Gran Torino (2008): "¿Qué tramáis, morenos?"

29 de septiembre de 2014


Se nos ha marchado ya el verano (Winter is Coming, que dirían algunos), y se acerca esa época en la que a menudo la santísima trinidad formada por los inseparables “sofá, peli y manta” se convierte en la mejor opción para muchas noches desapacibles. Así que supongo que una recomendación cinéfila nunca viene de más. Especialmente si es Clint Eastwood el que se encarga de firmar su carta de presentación. Poco más hay que decir, ¿no?

Gran Torino nos presenta un capítulo de la vida de Walt Kowalski, un veterano de la guerra de Corea que acaba de quedarse viudo y que sólo parece tener buena relación con la fiel labradora que le acompaña en silencio sentada hora tras hora en el porche de su vieja casa. No en vano Walt es un hombre racista, antisocial, y capaz de sacar de quicio a cualquiera que se cruce en su camino, comenzando por su propia familia. Un hombre, en definitiva, que ya ha perdido todo objetivo en la vida, a excepción, quizás, de cuidar con recelo su joya más preciada: un Gran Torino del 72. 

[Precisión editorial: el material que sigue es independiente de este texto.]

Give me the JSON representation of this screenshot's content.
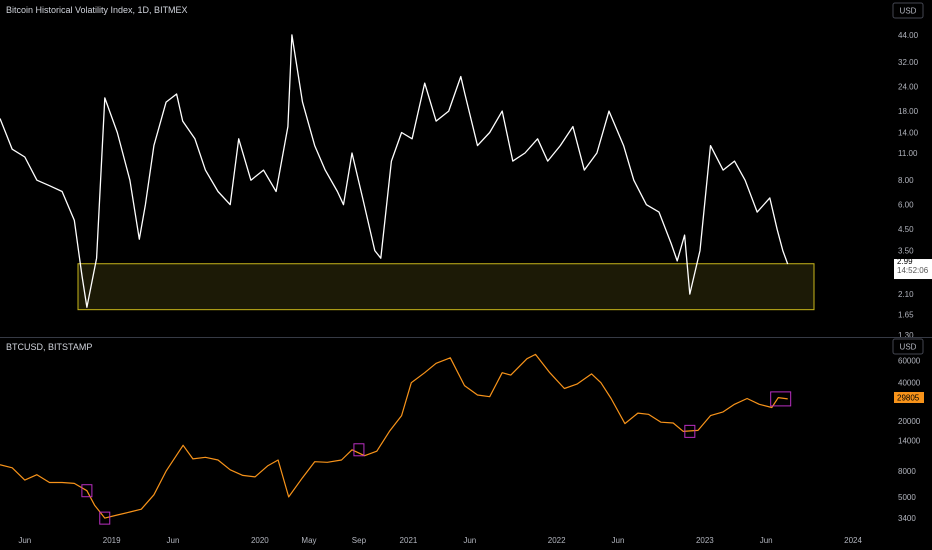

El mal carácter de Walt empeora cuando observa cómo, paulatinamente, al apacible barrio tradicional en el que vive comienzan a mudarse varias familias de inmigrantes asiáticos. Algo que, obviamente, no acepta de buen grado.

Sin embargo, las circunstancias pronto le harán darse cuenta de que en la vida las cosas no dependen de las razas sino de las personas, y de que nunca es demasiado tarde para remover los cimientos de las ideas que creíamos bien asentadas. Todo esto, con el Gran Torino como impávido nexo entre culturas y generaciones.


Viendo esta película, recibimos la impresión de estar ante una obra sencilla, sin grandes pretensiones ni un alto presupuesto. Es, sin duda, una de las películas más introspectivas de Eastwood, en la que se plantea la mayoría de los temas que, a lo largo de su filmografía, han demostrado ser sus mayores preocupaciones. 

De hecho, si nos fijamos en las películas firmadas por Eastwood que precedieron a esta cinta, encontramos que, desde Million Dollar Baby (la última en la que actuó hasta Gran Torino), nada menos que tres películas tienen la guerra como germen (Banderas de nuestros padres, Cartas desde Iwo Jima y La vida sin Grace, concretamente). Gran Torino es, pues, una especie de broche para este “ciclo bélico” en el que Eastwood explora el papel del veterano de guerra, de las consecuencias de las experiencias vividas, y de la manera en la que los choques culturales amplían nuestros horizontes mentales.

A ello hay que sumar, por supuesto, una soberbia interpretación del propio Clint, al que el personaje de Kowalski le sienta como un guante. A menudo da la impresión de que protagonista y director de asemejan más de lo que el propio actor pretende demostrar. Porque, sin duda, hay mucho Eastwood en esta película. Puede que más que nunca.


En cuanto al tono general, lo cierto es que Gran Torino sabe usar la ironía como la mejor manera de acercarse al espectador: es este recurso el único que posibilita que un personaje a priori tan odioso como el de Kowalski sea, sin embargo, tan fácil de aceptar. Y es que el espectador empatiza con él desde el primer momento, aun siendo contrario a su manera de pensar. Algo que, sin duda, no es tarea fácil. Pero por otra parte, la cinta nunca se olvida de que nos está hablando de temas dolorosamente reales, y se encarga de recordárnoslo cuando es necesario.

Por todos estos motivos, es más que recomendable darle una oportunidad a Gran Torino. Os hará reír y os hará llorar. Pero, sobre todo, al terminarla, tendréis la sensación de que en cierto modo os ha tocado un poco en lo más profundo y os ha hecho no sólo reflexionar, sino también sentiros reflejados en mucho de lo que habéis visto, cuestionando a la vez mucho de lo que dabais por supuesto. Y eso, señores, sólo lo logran los más grandes.